Warner Bros. dismissed the New Zealand Herald and ABC News nausea reports and that "The Hobbit" film's doubled frame-rate speed is hard to stomach. "You have to hold your stomach down and let your eyes pop at first to adjust," ABC News quoted a Hobbit fan who posted on Twitter.
In an attempt to guarantee movie viewers that "The Hobbit" nausea is a rare incident, Warner Bros. studio released a statement regarding the issue. It read: "We have been screening the full-length HFR 3D presentation of THE HOBBIT: AN UNEXPECTED JOURNEY extensively and feedback has been extremely positive, with none of thousands who have seen the film projected in this format expressing any of the issues described by two anonymous sources in media reports. We share the filmmakers' belief that by offering filmgoers the additional choice of HFR 3D, alongside traditional viewing formats, they have an opportunity to be part of a groundbreaking advancement in the movie-going experience and we look forward to having audiences everywhere share in this new way of storytelling."
Academy Award-winning director Peter Jackson's technique of filming "The Hobbit" at 48 frames per second has also generated complains from movie viewers that the high-definition result required them to absorb too much fast-swirling visual images.

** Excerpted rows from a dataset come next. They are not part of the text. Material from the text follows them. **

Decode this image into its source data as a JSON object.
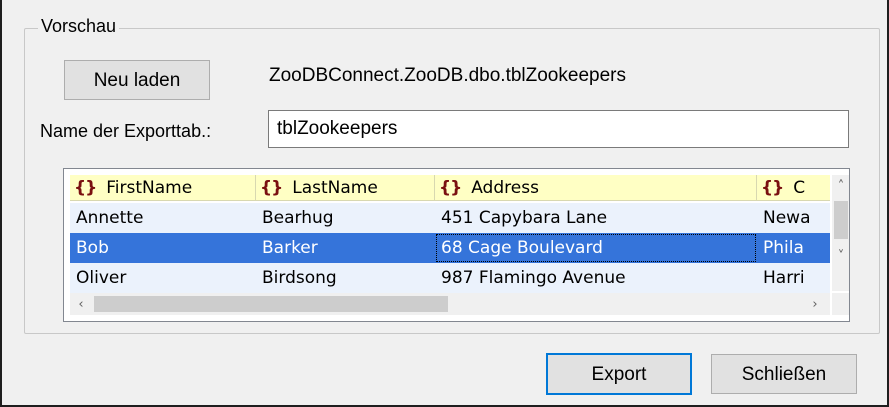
{
  "group": {
    "legend": "Vorschau"
  },
  "reload_button": {
    "label": "Neu laden"
  },
  "source": {
    "text": "ZooDBConnect.ZooDB.dbo.tblZookeepers"
  },
  "export_name": {
    "label": "Name der Exporttab.:",
    "value": "tblZookeepers"
  },
  "table": {
    "columns": [
      "FirstName",
      "LastName",
      "Address",
      "C"
    ],
    "column_icon": "braces-icon",
    "rows": [
      [
        "Annette",
        "Bearhug",
        "451 Capybara Lane",
        "Newa"
      ],
      [
        "Bob",
        "Barker",
        "68 Cage Boulevard",
        "Phila"
      ],
      [
        "Oliver",
        "Birdsong",
        "987 Flamingo Avenue",
        "Harri"
      ]
    ],
    "selected_row": 1
  },
  "buttons": {
    "export": "Export",
    "close": "Schließen"
  },
  "colors": {
    "header_bg": "#ffffc4",
    "selection": "#3574da",
    "alt_row": "#ebf2fc",
    "focus_border": "#0078d7",
    "column_icon": "#7a1010"
  }
}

Meanwhile, film director James Cameron came to Peter Jackson's rescue when he forecasted that Jackson's decision to film "The Hobbit" at 48 frames per second would yield fine quality results for the high-definition filmmaking just like what his "Avatar" film did for 3D movies. "We charged out ahead on 3D with Avatar, now Peter's doing it with The Hobbit. It takes that kind of bold move to make change," Cameron said.
"The Hobbit" nausea complaints only came from the movie viewers who watched the high-speed 48fps version of the film. Fans who were able to watch the traditional 2D version of the film did not report any experience of nausea or dizziness.